GR: Children can also be betrayed by the identities that are given to them. Violet, who is half-American and half-Chinese, wrestles with this throughout the book.

AT: Violet, her identity changes without her wanting it to, constantly. She thinks she's this privileged American girl, she's spoiled, and then she becomes half-Chinese, and then she becomes an abandoned little girl, and she becomes a first-class courtesan, and then she becomes a courtesan who's really losing her popularity and on the brink of something unknown. So many different parts of her where she either has to take hold or let go—let go of pride or keep pride—that's what I was working through. And those are not my circumstances, and yet I felt some part of it was. Duality. Or thinking about who you are and then being cast into a different world and suddenly a lot of that changes.

One of the biggest changes for me was the year we lived in Switzerland [when I was a teenager]. And suddenly the way people looked at me, literally looked at me, was different. I suddenly became exotic and attractive. In high school I felt ugly, and I thought, "This is great. I'm in this world where people think I'm really sexy." Not a good thing to have when they try to rape you at the same time. That whole thing of self-identity again. Or going to China, again, and being cast in a different light and realizing how American I am. Those things fascinate me. With Violet I got to play some of that out.

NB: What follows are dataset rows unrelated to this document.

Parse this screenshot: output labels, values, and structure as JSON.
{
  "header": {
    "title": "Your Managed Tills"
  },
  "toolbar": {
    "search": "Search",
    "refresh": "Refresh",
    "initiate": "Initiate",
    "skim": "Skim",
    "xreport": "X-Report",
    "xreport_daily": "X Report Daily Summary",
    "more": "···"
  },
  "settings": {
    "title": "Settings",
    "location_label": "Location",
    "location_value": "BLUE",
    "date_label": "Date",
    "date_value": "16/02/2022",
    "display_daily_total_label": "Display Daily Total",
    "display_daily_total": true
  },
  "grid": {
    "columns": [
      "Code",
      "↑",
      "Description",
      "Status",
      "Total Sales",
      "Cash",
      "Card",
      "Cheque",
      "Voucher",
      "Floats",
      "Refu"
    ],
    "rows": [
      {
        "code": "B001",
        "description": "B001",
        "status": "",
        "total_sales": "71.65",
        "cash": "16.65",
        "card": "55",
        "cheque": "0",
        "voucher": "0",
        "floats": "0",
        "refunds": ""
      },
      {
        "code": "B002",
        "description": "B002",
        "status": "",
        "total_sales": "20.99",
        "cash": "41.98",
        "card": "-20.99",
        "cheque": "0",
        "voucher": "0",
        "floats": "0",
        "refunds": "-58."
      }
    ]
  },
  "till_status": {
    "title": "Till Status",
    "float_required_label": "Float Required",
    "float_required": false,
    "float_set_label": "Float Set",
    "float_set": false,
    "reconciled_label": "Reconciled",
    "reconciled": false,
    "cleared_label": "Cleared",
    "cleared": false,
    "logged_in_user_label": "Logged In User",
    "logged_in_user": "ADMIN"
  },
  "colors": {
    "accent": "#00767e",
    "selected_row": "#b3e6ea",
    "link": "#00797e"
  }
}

GR: Your mother once said that it was a good thing that you told these stories, because when you rewrite the past, you can change it. Do you believe that?

AT: She believed you could change it. And I had to think, "Well, what does that mean?" She meant that she had to keep [the past] a secret and that it was shameful. And that nobody would remember how much her mother suffered and how much she suffered. And by telling the world, it changed it. Everyone knew. It wasn't a secret, and people felt compassion. They sympathized and even empathized by reading this story with what she had gone through and what her mother had gone through. Even though those stories were fiction.

My mother was such an open person, I think almost with a naiveté, and I must have inherited part of that. I often have people tell me after I talk, "You were so brave to say that." And I think, "What was I so brave to say?" Or I'll mention something and they'll say, "Oh, I would never say that in public."

GR: Sometimes just telling the truth about your past can be a very brave act.

AT: Everything that I said about my mother were things that I could say to her to her face. Now here's something different—she was also very open in talking about her sex life! Not so explicitly. She would talk about what this guy tried to do in bed, and other women in the bed, and he made her stand there, he had a gun to her head, or she pretended she had diarrhea so she wouldn't have to sleep with the guy. All these funny things. She was dating a guy when she was in her seventies, and she said, "He touched my skin. He said, 'Very soft, just like a young girl's.'" And I thought, "I do not want to hear this from my own mother!" Or she would talk about, "Oh, so sad about your brother. Your daddy and I couldn't have sex for one month." Or whatever. And I thought, "I don't want to hear about my parents having sex ever!" I don't care how old I am or how open we are, I just don't want to hear that. So that was a leap in this book, because that's one thing I would never talk about in public. I would never talk about my sex life, or if my husband thought my skin was soft, or anything like that. And I had to write these sex scenes, because at one point I hadn't written any, and my outside editor, my freelance editor, Molly, said, "This takes place in a courtesan house; you have to write some sex scenes." And I was so afraid that people would think they were mine, from life.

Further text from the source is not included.